The operating model facilitates the realisation of an organisation's strategic ambitions as an expression of its strategic identity in coherence and alignment with its market position, capability set, and product and services fit. It links back to vision, culture, and specific management processes and is organised in accordance with the paradigm of operational efficiency in transparent alignment with its KPIs. It most importantly clarifies if resources and costs are correctly allocated and its cost base and drivers in line with benchmarking peers and best practice. The information flow must be guaranteed and controlled back‐to‐front.
The operating model can be distinguished in an as‐is and target operating model (TOM). The as‐is operating model is a description of today's processes, systems, and services. It delivers a functional front‐to‐back view of today's cost base which is the starting point for the performance analysis. The TOM on the other hand implies a target state that is to be attained on a going‐forward basis. For any turnaround and value creation plan, the TOM is fundamental to any business performance improvement initiative such as cost reduction, restructuring, or commercial as well as operational transformation. They all start with the design of the targeted state of the operation and its functions that are defined by the TOM. There are several design principles that have to be incorporated.

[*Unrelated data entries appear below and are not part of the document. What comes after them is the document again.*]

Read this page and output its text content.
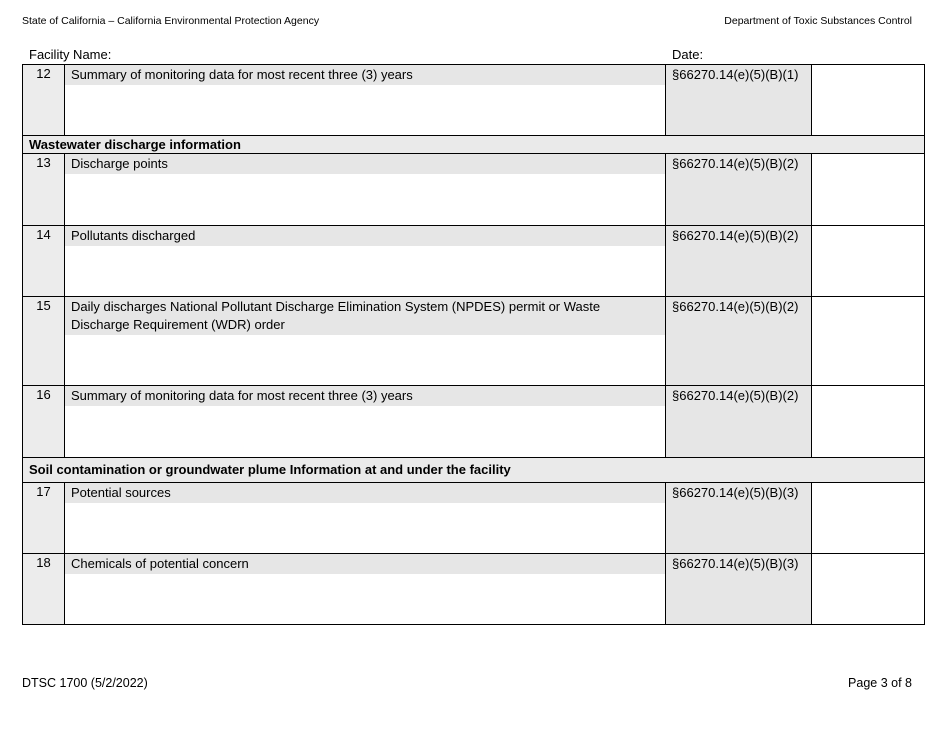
State of California – California Environmental Protection Agency	Department of Toxic Substances Control
Facility Name:	Date:
12	Summary of monitoring data for most recent three (3) years	§66270.14(e)(5)(B)(1)	
Wastewater discharge information			
13	Discharge points	§66270.14(e)(5)(B)(2)	
14	Pollutants discharged	§66270.14(e)(5)(B)(2)	
15	Daily discharges National Pollutant Discharge Elimination System (NPDES) permit or Waste Discharge Requirement (WDR) order	§66270.14(e)(5)(B)(2)	
16	Summary of monitoring data for most recent three (3) years	§66270.14(e)(5)(B)(2)	
Soil contamination or groundwater plume Information at and under the facility			
17	Potential sources	§66270.14(e)(5)(B)(3)	
18	Chemicals of potential concern	§66270.14(e)(5)(B)(3)	
DTSC 1700 (5/2/2022)	Page 3 of 8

The TOM outlines where operations and people are going to be located. It defines the organisational structure with its major business units, sets roles and responsibilities, and allocates resources respectively. Tasks are defined and divided, and authorities are distributed to ensure efficient delivery. It is an expression of an institution's day‐to‐day activities, organised front to back across functions, representing the value chain of a business. It starts with the front office which includes all revenue‐based activities such as product and sales‐related ones. It defines the market position and how the organisation faces off to customers and competitors. It is followed by operations and technology and outlines the services that are provided. It can be divided in middle office which includes product control and compliance functions as well as client services support. There also is a classic back‐office which settles products and issues documentation and drives standardised operational services. The shared or support functions support the different business units, operations, and technology across the organisation. These are finance, risk, human resources, legal, and compliance. Technology can also be organised as a shared function, delivering services across business units. Given the specific requirements of individual business units, they usually remain close to operations or a hybrid model of group and business unit technology services is established. Within the risk function sits the second line of defence while the first line remains a responsibility of the front office, and auditing as the third line is part of the finance function.